The hope is to ensure response times of 20 minutes or less.
“When a blood vessel supplying the brain is blocked, it is estimated that nearly two million brain cells are lost for each minute that passes, making stroke the most time sensitive diagnosis we have in medicine,” said Dr. David Fiorella, director of the stroke center and professor of neurological surgery and radiology at the Renaissance School of Medicine. “The faster we can restore blood flow to the brain the more likely that the patient will have a full recovery.”
The units will be available seven days a week from 8 a.m. to 8 p.m., which is the window of time when most stroke calls are received.
Eric Niegelberg, associate director of Operations for Emergency Services and Internal Medicine, said an evaluation was completed to choose what time frame the mobile units would be available.
“We evaluated 911 ambulance call volume by area in the county and combined that data with what we felt was a reasonable response distance and time.”
— Eric Niegelberg,
“We looked at actual data for five years and historically the highest percentage of stroke calls come in during that time frame,” he said, adding once the program begins Stony Brook Medicine will continue to evaluate data and modify the hours based upon current call volume.
While the first unit will be deployed at Exit 57 on the LIE sometime between mid-to-late March, the second will not be in use until April and will be set up at Exit 68.
“The locations were chosen based upon call volume,” Niegelberg said. “We evaluated 911 ambulance call volume by area in the county and combined that data with what we felt was a reasonable response distance and time.
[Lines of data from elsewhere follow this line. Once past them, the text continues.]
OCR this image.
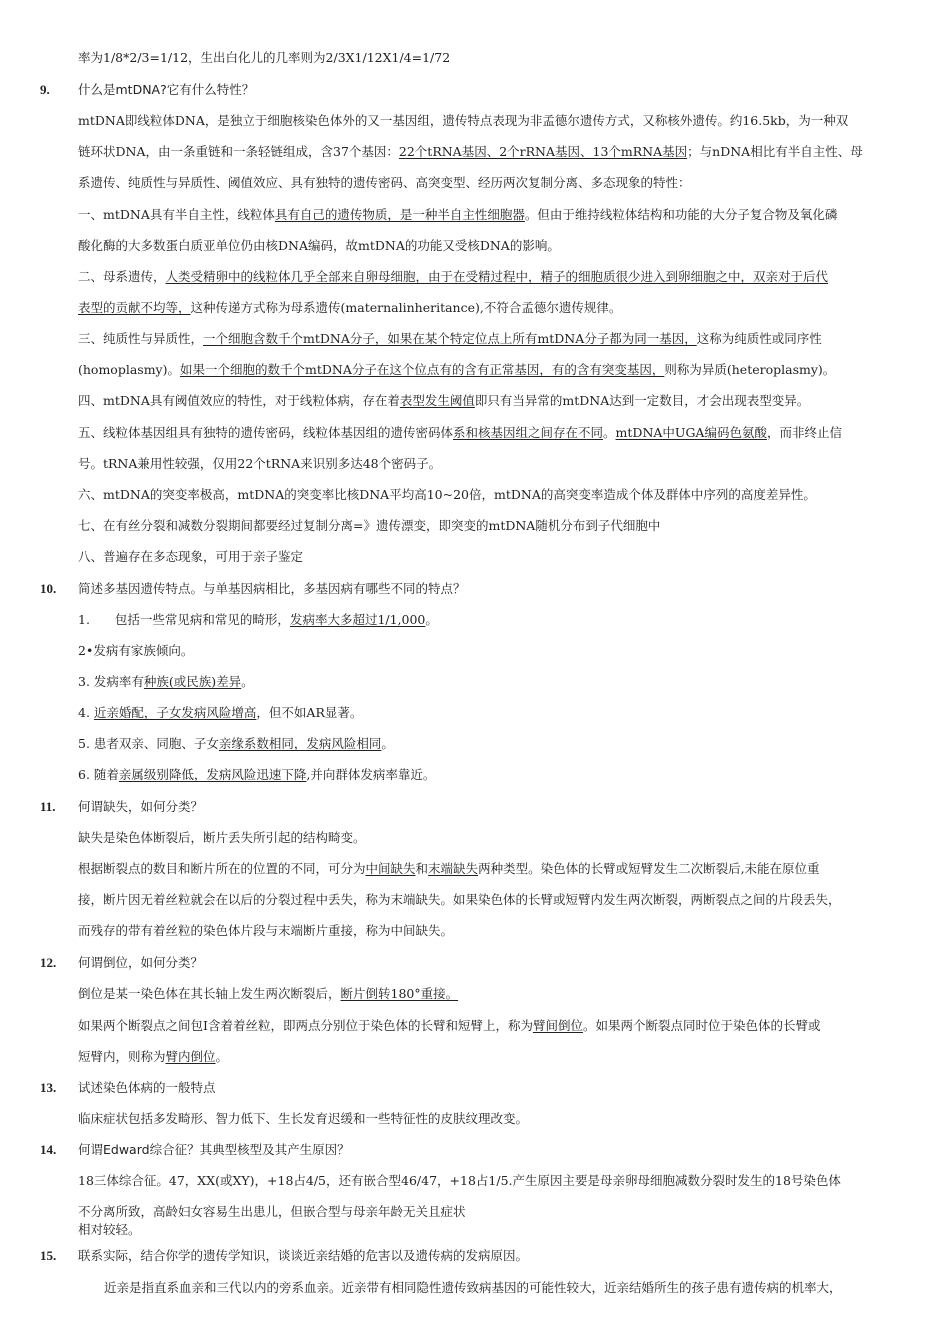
率为1/8*2/3=1/12，生出白化儿的几率则为2/3X1/12X1/4=1/72
9. 什么是mtDNA?它有什么特性？
mtDNA即线粒体DNA，是独立于细胞核染色体外的又一基因组，遗传特点表现为非孟德尔遗传方式，又称核外遗传。约16.5kb，为一种双
链环状DNA，由一条重链和一条轻链组成，含37个基因：22个tRNA基因、2个rRNA基因、13个mRNA基因；与nDNA相比有半自主性、母
系遗传、纯质性与异质性、阈值效应、具有独特的遗传密码、高突变型、经历两次复制分离、多态现象的特性：
一、mtDNA具有半自主性，线粒体具有自己的遗传物质，是一种半自主性细胞器。但由于维持线粒体结构和功能的大分子复合物及氧化磷
酸化酶的大多数蛋白质亚单位仍由核DNA编码，故mtDNA的功能又受核DNA的影响。
二、母系遗传，人类受精卵中的线粒体几乎全部来自卵母细胞，由于在受精过程中，精子的细胞质很少进入到卵细胞之中，双亲对于后代
表型的贡献不均等，这种传递方式称为母系遗传(maternalinheritance),不符合孟德尔遗传规律。
三、纯质性与异质性，一个细胞含数千个mtDNA分子，如果在某个特定位点上所有mtDNA分子都为同一基因，这称为纯质性或同序性
(homoplasmy)。如果一个细胞的数千个mtDNA分子在这个位点有的含有正常基因，有的含有突变基因，则称为异质(heteroplasmy)。
四、mtDNA具有阈值效应的特性，对于线粒体病，存在着表型发生阈值即只有当异常的mtDNA达到一定数目，才会出现表型变异。
五、线粒体基因组具有独特的遗传密码，线粒体基因组的遗传密码体系和核基因组之间存在不同。mtDNA中UGA编码色氨酸，而非终止信
号。tRNA兼用性较强，仅用22个tRNA来识别多达48个密码子。
六、mtDNA的突变率极高，mtDNA的突变率比核DNA平均高10~20倍，mtDNA的高突变率造成个体及群体中序列的高度差异性。
七、在有丝分裂和减数分裂期间都要经过复制分离=》遗传漂变，即突变的mtDNA随机分布到子代细胞中
八、普遍存在多态现象，可用于亲子鉴定
10. 简述多基因遗传特点。与单基因病相比，多基因病有哪些不同的特点？
1.　　包括一些常见病和常见的畸形，发病率大多超过1/1,000。
2•发病有家族倾向。
3. 发病率有种族(或民族)差异。
4. 近亲婚配，子女发病风险增高，但不如AR显著。
5. 患者双亲、同胞、子女亲缘系数相同，发病风险相同。
6. 随着亲属级别降低，发病风险迅速下降,并向群体发病率靠近。
11. 何谓缺失，如何分类？
缺失是染色体断裂后，断片丢失所引起的结构畸变。
根据断裂点的数目和断片所在的位置的不同，可分为中间缺失和末端缺失两种类型。染色体的长臂或短臂发生二次断裂后,未能在原位重
接，断片因无着丝粒就会在以后的分裂过程中丢失，称为末端缺失。如果染色体的长臂或短臂内发生两次断裂，两断裂点之间的片段丢失，
而残存的带有着丝粒的染色体片段与末端断片重接，称为中间缺失。
12. 何谓倒位，如何分类？
倒位是某一染色体在其长轴上发生两次断裂后，断片倒转180°重接。
如果两个断裂点之间包I含着着丝粒，即两点分别位于染色体的长臂和短臂上，称为臂间倒位。如果两个断裂点同时位于染色体的长臂或
短臂内，则称为臂内倒位。
13. 试述染色体病的一般特点
临床症状包括多发畸形、智力低下、生长发育迟缓和一些特征性的皮肤纹理改变。
14. 何谓Edward综合征？其典型核型及其产生原因？
18三体综合征。47，XX(或XY)，+18占4/5，还有嵌合型46/47，+18占1/5.产生原因主要是母亲卵母细胞减数分裂时发生的18号染色体
不分离所致，高龄妇女容易生出患儿，但嵌合型与母亲年龄无关且症状
相对较轻。
15. 联系实际，结合你学的遗传学知识，谈谈近亲结婚的危害以及遗传病的发病原因。
近亲是指直系血亲和三代以内的旁系血亲。近亲带有相同隐性遗传致病基因的可能性较大，近亲结婚所生的孩子患有遗传病的机率大，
Based upon this analysis the two locations were chosen. We did want locations that would provide easy North-South and East-West access.”
The units will include an in-ambulance care team, telemedicine system that enables emergency physicians and neurologists to see the patient via audio/visual conferencing, CT scanner for a standard scan and CT scan angiogram, which allows doctors to check for bleeding in the brain immediately.
Robert Simpson, district manager of Medford Volunteer Ambulance, said the mobile stroke units would be valuable to emergency response workers.
“As an EMS provider, we are always looking for ways to enhance treatment to patients,” Simpson said. “I think that it will definitely be an asset to us, especially for patients with strokes. As they say, ‘Saving time, saves the brain.’ Minutes count when someone is having a stroke as far as being able to enhance their chances of survival.”
According to Centers for Disease Control and Prevention, Division for Heart Disease and Stroke Prevention, stroke is the fifth leading cause of death in the United States, killing about 140,000 Americans each year.